Ara seçim için siyaset kolları sıvadı.

Adaylar belirendi ve başvurular yapıldı.

Bu seçim aday bolluğu var.

Hem sağdan hem de soldan adaylar çıktı.

Bu yönüyle dikkat çeken bir seçim olacak.

Sağ partiler tam kadro kendi adaylarını gösterirken, bugüne kadar yarışta görmeye alışık olmadığımız sol partilerimiz de bu sefer yarışa dahil oldular.

“sağda ittifak” ya da “solda birlik” söylemleri olmadı denecek kadar minimum kaldı.

Böylesine geniş katılımlı bir seçimde Halkın Partisi yok.

Çünkü onlar bu seçime karşı.

Karşı çıkış gerekçelerinde haklılar.

Çünkü bu seçimin oluşmasına neden olan boşluğu yaratan onlar.

HP Genel Başkanı Özersay’ın istifası sonrasında bugünlere geldik.

Kudret Hocam bu konuda bir açıklama yaptı ve hem iktidarı hem de muhalefeti suçladı.

“menfaat ortaklığı modeli” diyerek ortaya koyduğu eleştirilerinin temel noktası daha fazla meclisteki yegane muhalefet CTP’ye yönelikti.

Özersay ana muhalefetin erke seçim yerine ara seçime oybirliği sağlamasına tepkili.

Peki ama neden..?

CTP ile bu konuda varılmış bir uzlaşı var mıydı..?

Önceden evet deyip sonradan farklı bir tutum mu sergilendi..?

Hepsinden önemlisi, elinde imkan vardı da kullanmadı mı..?

Bence bu üç sorunun da yanıtı “hayır”dır.

CTP sine-i millet konusuna katılmadığını en başından net bir şekilde açıklamıştı.

En başından farklı düşüncede olunduğunu söylemişlerdi.

Ve zaten bu yönde elinde bir imkan da yok..!

Peki Kudret Hoca bunları bilmiyor mu..?

Biliyor..

O zaman neden eleştiriyor..?

Çok fazla soru oldu ama konuyu anlatmanın da başka yolu yok.

CTP’nin ara seçim konusunda bir mesuliyeti olmadığını Kudret Hocam da çok iyi biliyor.

Ama başta da yazdım.

Bu seçimde hemen herkes sahada.

Sadece Halkın Partisi yok.

Herkesin seçim havasına girdiği böylesine kalabalık bir etkinlik içerisinde HP’nin çıkıp da seçime karşı argümanlarını anlatması mümkün değil.

Kimse dinlemez.

Herkes seçime endeksli.

Bu sonuca neden varıldığı mutlaka HP içerisinde iyi analiz edilmiştir.

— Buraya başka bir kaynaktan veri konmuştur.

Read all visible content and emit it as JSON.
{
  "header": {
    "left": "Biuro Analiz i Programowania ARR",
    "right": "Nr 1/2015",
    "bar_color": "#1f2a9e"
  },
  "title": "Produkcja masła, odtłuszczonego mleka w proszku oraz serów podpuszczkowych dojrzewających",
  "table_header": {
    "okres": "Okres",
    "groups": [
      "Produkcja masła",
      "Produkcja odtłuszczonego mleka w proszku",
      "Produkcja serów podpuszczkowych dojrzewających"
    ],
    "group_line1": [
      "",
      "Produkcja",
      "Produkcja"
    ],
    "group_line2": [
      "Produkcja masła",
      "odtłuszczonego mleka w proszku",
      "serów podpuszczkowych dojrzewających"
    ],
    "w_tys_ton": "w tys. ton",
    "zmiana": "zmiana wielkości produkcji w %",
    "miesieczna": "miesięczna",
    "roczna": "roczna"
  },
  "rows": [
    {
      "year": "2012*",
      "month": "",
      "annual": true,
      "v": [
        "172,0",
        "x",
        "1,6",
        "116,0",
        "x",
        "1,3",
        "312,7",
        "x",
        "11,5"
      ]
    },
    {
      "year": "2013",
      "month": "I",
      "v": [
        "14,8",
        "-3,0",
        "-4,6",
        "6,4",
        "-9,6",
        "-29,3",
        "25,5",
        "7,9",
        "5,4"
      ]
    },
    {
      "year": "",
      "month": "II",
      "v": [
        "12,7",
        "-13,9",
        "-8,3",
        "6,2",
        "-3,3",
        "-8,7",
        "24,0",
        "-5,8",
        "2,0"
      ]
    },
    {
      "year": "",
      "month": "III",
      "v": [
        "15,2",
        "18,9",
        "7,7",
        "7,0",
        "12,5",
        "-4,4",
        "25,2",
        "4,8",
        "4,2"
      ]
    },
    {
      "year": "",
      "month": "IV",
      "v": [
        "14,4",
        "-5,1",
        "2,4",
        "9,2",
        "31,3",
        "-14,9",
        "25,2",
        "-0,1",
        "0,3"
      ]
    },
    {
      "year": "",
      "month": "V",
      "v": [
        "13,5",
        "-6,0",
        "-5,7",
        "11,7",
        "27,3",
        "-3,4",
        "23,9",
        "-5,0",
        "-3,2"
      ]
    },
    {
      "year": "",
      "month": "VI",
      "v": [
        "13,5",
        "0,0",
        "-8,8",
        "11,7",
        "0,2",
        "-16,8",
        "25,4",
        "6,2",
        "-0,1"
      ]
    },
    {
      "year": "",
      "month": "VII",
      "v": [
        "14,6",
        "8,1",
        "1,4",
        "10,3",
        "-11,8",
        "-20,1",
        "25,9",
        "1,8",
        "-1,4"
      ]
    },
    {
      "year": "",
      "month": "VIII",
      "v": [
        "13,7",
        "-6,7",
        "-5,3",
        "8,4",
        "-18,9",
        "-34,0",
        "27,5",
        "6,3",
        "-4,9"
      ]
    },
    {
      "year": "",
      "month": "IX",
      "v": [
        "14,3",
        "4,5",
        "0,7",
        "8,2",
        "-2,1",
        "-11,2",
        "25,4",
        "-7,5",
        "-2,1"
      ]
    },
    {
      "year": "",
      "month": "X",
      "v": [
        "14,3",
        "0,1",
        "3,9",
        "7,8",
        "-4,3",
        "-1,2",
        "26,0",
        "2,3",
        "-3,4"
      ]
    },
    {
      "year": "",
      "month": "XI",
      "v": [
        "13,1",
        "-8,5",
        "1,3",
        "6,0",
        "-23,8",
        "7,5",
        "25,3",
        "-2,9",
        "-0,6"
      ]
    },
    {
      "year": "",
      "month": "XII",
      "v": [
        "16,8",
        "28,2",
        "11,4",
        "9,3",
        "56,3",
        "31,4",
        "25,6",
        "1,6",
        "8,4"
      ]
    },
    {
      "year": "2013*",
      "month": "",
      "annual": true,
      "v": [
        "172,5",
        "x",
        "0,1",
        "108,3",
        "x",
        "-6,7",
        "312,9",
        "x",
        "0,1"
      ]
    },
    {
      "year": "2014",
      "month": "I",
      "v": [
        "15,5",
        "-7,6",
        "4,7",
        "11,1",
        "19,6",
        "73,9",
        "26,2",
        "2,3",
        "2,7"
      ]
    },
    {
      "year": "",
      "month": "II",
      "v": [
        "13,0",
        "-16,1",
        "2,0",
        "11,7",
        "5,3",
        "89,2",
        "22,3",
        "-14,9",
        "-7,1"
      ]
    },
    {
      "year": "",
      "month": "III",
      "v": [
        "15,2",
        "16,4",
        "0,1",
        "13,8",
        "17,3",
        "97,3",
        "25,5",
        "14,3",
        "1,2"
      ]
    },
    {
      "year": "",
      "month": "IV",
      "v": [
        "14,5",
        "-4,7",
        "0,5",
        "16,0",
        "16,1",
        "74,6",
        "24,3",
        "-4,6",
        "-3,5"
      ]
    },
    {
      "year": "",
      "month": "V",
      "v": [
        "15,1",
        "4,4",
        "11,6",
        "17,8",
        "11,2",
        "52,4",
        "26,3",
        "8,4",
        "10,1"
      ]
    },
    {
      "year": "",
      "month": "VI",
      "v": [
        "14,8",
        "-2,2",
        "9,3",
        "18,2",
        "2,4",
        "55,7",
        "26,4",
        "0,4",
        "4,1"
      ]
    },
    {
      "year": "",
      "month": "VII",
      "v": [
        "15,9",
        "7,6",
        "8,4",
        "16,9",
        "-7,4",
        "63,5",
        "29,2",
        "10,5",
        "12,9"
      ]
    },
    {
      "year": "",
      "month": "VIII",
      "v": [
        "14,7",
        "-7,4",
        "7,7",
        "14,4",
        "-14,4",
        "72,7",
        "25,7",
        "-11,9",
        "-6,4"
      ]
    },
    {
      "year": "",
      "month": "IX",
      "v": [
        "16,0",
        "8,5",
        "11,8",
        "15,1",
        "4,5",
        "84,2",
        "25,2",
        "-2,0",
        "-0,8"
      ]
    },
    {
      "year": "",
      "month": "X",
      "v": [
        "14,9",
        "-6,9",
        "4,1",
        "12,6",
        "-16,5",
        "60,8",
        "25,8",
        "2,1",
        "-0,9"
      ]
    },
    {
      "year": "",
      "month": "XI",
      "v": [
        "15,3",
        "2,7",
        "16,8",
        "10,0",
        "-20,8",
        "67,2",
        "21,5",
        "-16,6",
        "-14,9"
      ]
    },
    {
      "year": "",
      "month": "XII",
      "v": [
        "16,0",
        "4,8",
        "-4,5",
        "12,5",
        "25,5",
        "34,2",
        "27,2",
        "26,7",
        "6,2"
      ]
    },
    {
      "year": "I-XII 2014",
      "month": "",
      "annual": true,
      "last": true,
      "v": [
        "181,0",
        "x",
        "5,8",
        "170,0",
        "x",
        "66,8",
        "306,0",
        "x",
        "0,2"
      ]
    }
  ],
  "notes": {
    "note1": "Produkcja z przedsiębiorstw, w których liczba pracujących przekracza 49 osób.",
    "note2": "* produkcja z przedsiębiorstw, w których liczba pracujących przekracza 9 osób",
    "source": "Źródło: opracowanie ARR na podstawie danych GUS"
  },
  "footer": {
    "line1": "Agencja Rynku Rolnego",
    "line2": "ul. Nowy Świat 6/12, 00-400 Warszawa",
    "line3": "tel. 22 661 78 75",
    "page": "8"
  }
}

Şimdi bu analiz sonucundan yola çıkılarak bir strateji belirlemek şart.

Ama bu strateji sadece eleştiri tabanlı olmamalı.

Sonrası için seçenekler içermeli.

Kabul edilmesi gereken ilk temel nokta HP’nin ilk seti kaybetmiş olduğudur.

Olayı bir tenis maçı olarak kabul edersek, maçın henüz kaybedilmediğini ama karşı tarafın ilk seti alarak avantaj sağladığını görebilmek önemli.

Şimdi önemli olan rakibe daha fazla set vermeden kazanmaya başlamak.

Önce maça ortak olmak, sonra da kazanma fırsatı yaratmak lazım.

Yoksa bu maç HP için iki sette biter.

Ve Halkın Partisi de küme düşer...

Acı ama gerçek...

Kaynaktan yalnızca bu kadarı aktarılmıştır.